Next up, final vote on Valley Medical Center alliance with UW

Valley Medical Center commissioners spent eight hours Monday and Tuesday nights initially reviewing a landmark alliance between the medical center and UW Medicine.

Their lead negotiator, attorney George Beal, will return to the negotiating table next week with their suggestions for changes, some routine and some that UW Medicine may reject.

Then, later this month, a final agreement will come before the commissioners for approval. However, it could take three to five years before the new and enhanced medical services are available to patients at Valley Medical because of the time needed to integrate business and medical services covered by the agreement.

Trustees with UW Medicine and the University of Washington also must approve the alliance.

Typically, an elected board will review a contract in an executive session, so that its bargaining positions are not known to the opposing side. However, the medical center opted for the unusual open sessions so that the public could see for itself the draft agreement.

“It goes beyond what is normally done,” said Beal.

Beal told the commissioners that a final agreement remains “very close.” He and the rest of the negotiating team will meet with UW Medicine for a three-hour session Wednesday.

Commissioner meetings are recorded and available online within days for viewing at Valley’s web site, valleymed.org.

Four of the five commissioners were at the board meeting Tuesday; commissioner Aaron Heide, a neurologist and stroke specialist, had already told the commission his medical duties would prevent him from attending the meeting Tuesday or the ones Wednesday and Thursday that were canceled later.

However, during a comment period, Dr. Bob Thompson, a primary care doctor and a medical center vice president, said Heide “must have known” there would be meetings he would have to attend.

Thompson said he meets such obligations by having a  fellow doctor cover his patients.

Monday night before the review began, Dr.

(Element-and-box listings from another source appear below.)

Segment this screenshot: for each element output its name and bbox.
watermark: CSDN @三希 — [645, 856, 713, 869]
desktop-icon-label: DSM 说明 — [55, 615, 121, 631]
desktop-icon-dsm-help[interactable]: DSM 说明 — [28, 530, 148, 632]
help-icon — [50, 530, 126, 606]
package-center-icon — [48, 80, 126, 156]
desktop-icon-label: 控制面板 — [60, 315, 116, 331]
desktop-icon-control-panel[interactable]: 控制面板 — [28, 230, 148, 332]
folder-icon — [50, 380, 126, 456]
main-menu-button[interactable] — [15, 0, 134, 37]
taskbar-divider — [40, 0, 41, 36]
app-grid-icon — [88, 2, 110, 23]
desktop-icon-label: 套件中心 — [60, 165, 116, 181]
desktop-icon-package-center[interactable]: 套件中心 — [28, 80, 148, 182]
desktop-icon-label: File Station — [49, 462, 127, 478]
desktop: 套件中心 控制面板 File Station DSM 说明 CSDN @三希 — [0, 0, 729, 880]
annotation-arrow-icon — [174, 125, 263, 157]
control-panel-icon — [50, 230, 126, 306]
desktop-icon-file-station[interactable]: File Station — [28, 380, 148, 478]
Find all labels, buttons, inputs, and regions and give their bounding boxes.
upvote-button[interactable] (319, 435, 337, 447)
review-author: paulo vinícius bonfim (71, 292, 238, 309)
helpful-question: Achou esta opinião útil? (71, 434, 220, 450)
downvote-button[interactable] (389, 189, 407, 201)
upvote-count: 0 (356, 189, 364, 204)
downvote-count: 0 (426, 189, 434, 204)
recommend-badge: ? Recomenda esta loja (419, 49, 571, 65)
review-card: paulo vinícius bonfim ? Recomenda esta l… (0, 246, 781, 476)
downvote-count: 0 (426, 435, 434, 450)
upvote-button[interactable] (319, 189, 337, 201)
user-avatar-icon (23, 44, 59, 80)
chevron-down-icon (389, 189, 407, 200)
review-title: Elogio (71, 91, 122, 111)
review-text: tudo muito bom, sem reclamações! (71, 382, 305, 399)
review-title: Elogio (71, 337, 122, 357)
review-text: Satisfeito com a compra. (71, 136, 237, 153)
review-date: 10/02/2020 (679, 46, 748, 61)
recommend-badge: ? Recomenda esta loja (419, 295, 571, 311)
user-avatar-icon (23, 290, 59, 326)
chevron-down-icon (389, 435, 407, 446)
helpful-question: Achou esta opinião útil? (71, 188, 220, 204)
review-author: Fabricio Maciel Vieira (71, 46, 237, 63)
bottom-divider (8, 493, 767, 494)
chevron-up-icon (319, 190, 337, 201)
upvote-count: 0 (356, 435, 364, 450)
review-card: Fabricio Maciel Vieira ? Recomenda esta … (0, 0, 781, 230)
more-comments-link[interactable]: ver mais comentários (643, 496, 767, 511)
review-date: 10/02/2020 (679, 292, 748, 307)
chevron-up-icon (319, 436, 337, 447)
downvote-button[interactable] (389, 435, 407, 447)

Wayne M. Lau, chair of the Medical Executive Committee, read a letter from the committee, made up of the hospital’s medical staff, declaring “full, enthusiastic support for the strategic alliance.”

The letter also expressed disappointment that much of the “negative commentary” about the alliance has come from Commissioner Anthony Hemstad and Heide.

“We find that many of the statements from Comm. Hemstead (sic) and Heide carry little merit, and appear to be misleading, distracting, and disingenuous.”

In another preliminary matter, the board referred to the hospital district’s legal counsel a recall petition filed by Chris Clifford of Renton against commissioner Carolyn Parnell.

In his petition, Clifford claims Parnell “committed an act of malfeasance” by providing Valley CEO Rich Roodman a gift of public money by approving a retirement lump sum of $1.7 million for Roodman in 2009.

The board also voted to excuse Heide’s absence from the April 18 after learning his child was at the emergency room.

The strategic alliance agreement, technically between the University of Washington and Public Hospital District No. 1, has 13 articles that spell out how the alliance would work.

It clearly delineates the responsibilities of a new 13-member board of trustees that will oversee the medical operations of the medical center.

Among the 13 members are the five elected hospital district commissioners and five appointed by UW Medicine. Commissioners pressed to have four or five of those appointed trustees  come from the hospital district itself. The draft calls for all five to come from the larger service area.

Commissioners favored a stronger presence of district residents because as Hemstad said, “they would have skin in the game.”